In einem zweiten Schritt könnte man sich ethische, politische, ästhetische, ökonomische und juristische Rahmenbedingung vorstellen, die im Hinblick auf die Kartoffel auf meinem Teller im Spiel waren.
Was passiert nun, wenn sich ein kleiner Aspekt ändert? Insbesondere der Verzicht auf Kunstdünger aufgrund einer Umstellung auf biologische Landwirtschaft?
Welche Auswirkungen hat das auf Böden, Lebewesen, Trinkwasser, Gesundheit oder soziale Gerechtigkeit zukünftiger Generationen?

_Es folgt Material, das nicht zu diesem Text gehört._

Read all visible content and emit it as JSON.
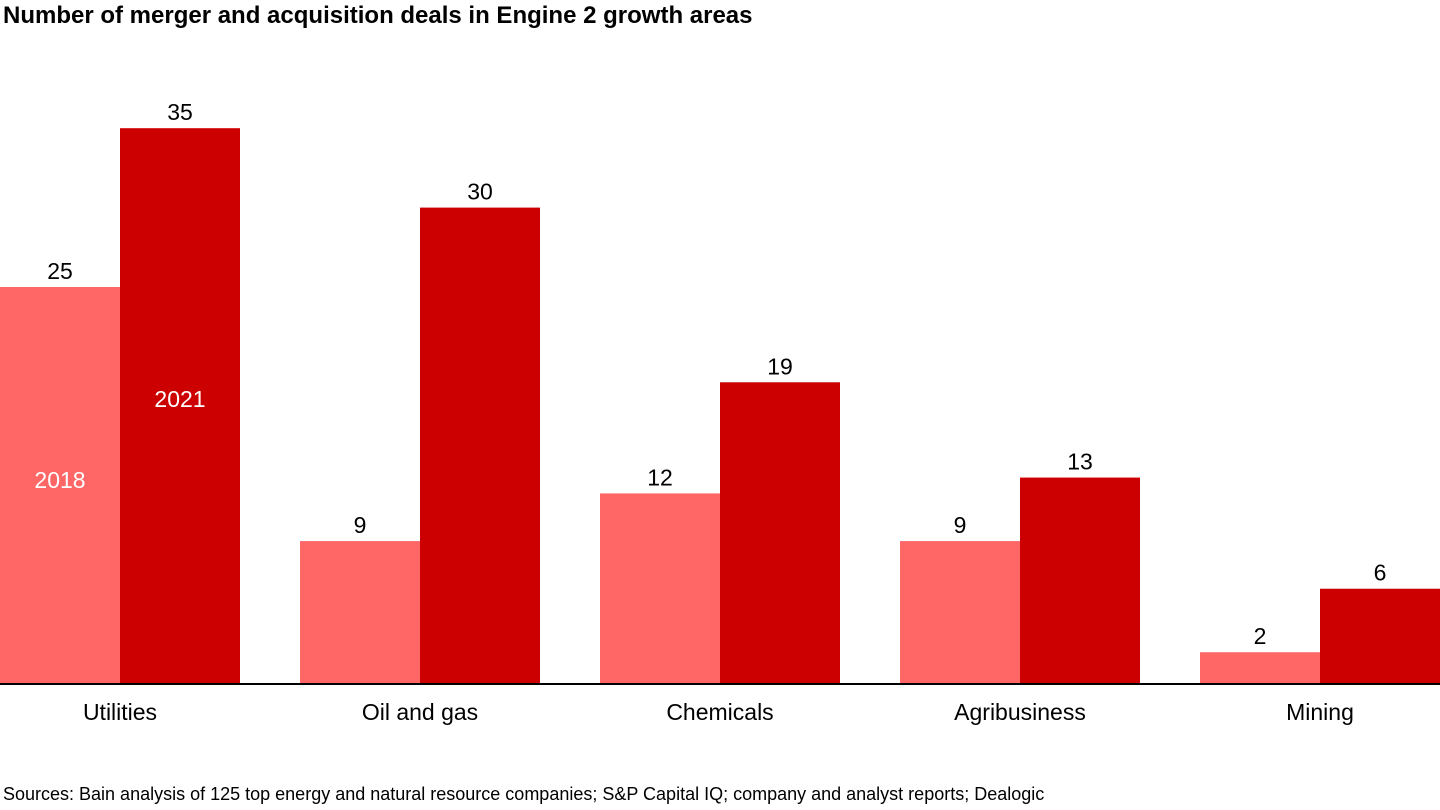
{
  "chart_data": {
    "type": "bar",
    "title": "Number of merger and acquisition deals in Engine 2 growth areas",
    "xlabel": "",
    "ylabel": "",
    "categories": [
      "Utilities",
      "Oil and gas",
      "Chemicals",
      "Agribusiness",
      "Mining"
    ],
    "series": [
      {
        "name": "2018",
        "values": [
          25,
          9,
          12,
          9,
          2
        ],
        "color": "#ff6666"
      },
      {
        "name": "2021",
        "values": [
          35,
          30,
          19,
          13,
          6
        ],
        "color": "#cc0000"
      }
    ],
    "ylim": [
      0,
      35
    ],
    "grid": false,
    "legend": "inside-first-group",
    "data_labels": true,
    "source": "Sources: Bain analysis of 125 top energy and natural resource companies; S&P Capital IQ; company and analyst reports; Dealogic"
  }
}
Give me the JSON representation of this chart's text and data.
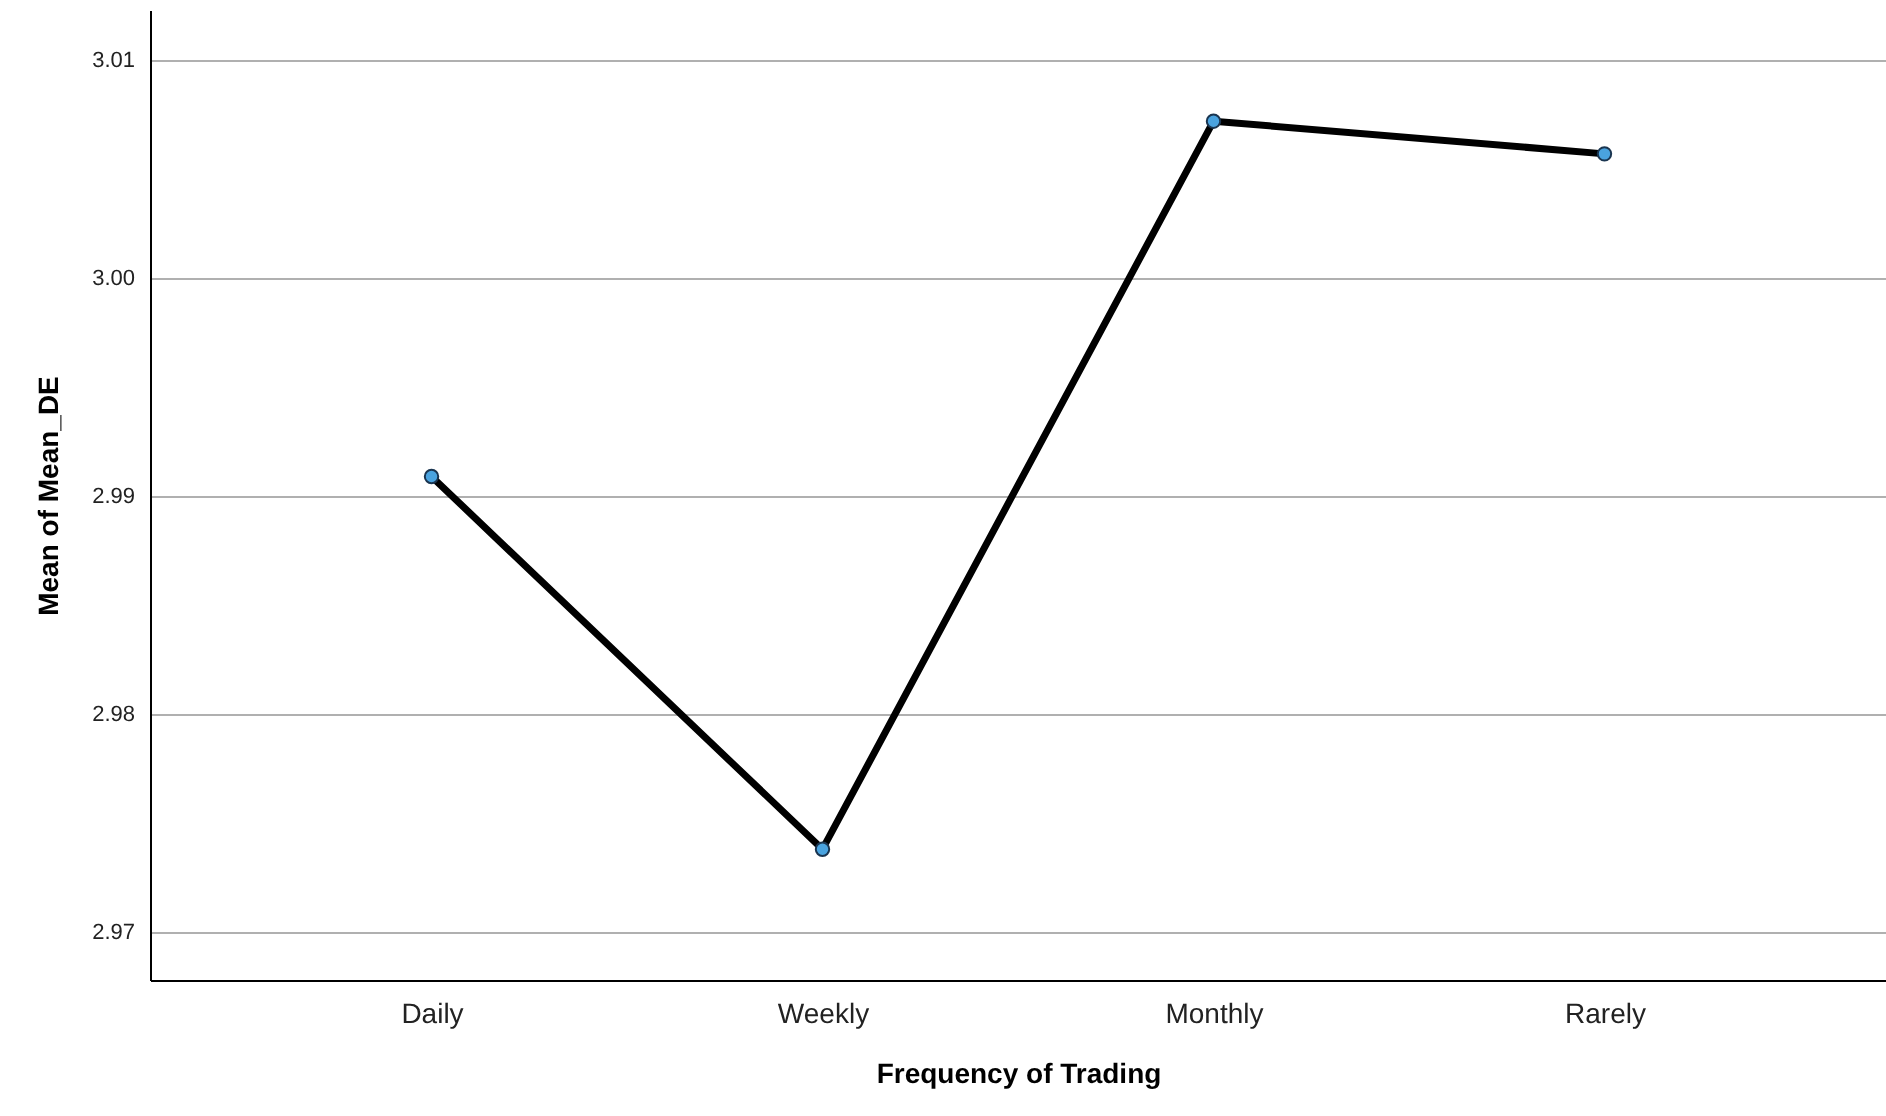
{
  "chart_data": {
    "type": "line",
    "xlabel": "Frequency of Trading",
    "ylabel": "Mean of Mean_DE",
    "categories": [
      "Daily",
      "Weekly",
      "Monthly",
      "Rarely"
    ],
    "series": [
      {
        "color": "#000000",
        "values": [
          2.9909,
          2.9738,
          3.0072,
          3.0057
        ]
      }
    ],
    "ylim": [
      2.9678,
      3.0123
    ],
    "yticks": [
      2.97,
      2.98,
      2.99,
      {
        "value": 3,
        "label": "3.00"
      },
      3.01
    ],
    "grid": "y",
    "marker": "circle",
    "line_style": "solid"
  }
}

Auch wenn ich im Moment noch keine befriedigende Antwort auf die Frage: „Kann der Flügelschlag eines Schmetterlings in Brasilien einen Tornado in Texas auslösen?“[4] habe, wird diese Frage unter Mathematikern diskutiert. In jedem Fall ist alles mit allem verbunden und auch kleine Veränderungen können Großes bewirken.
[1] Alfred N. Whitehead, PROCESS AND REALITY. AN ESSAY IN COSMOLOGY, New York 1978.
[2] Michael Bordt, Platon, Freiburg 1999.
[3] Papst Franziskus, LAUDATO SI’. ÜBER DIE SORGE FÜR DAS GEMEINSAME HAUS (Enzyklika) 2015.
[4] Edward N. Lorenz, The Essence of Chaos (The Jessie and John Danz lectures), Seattle, Wash. 11995.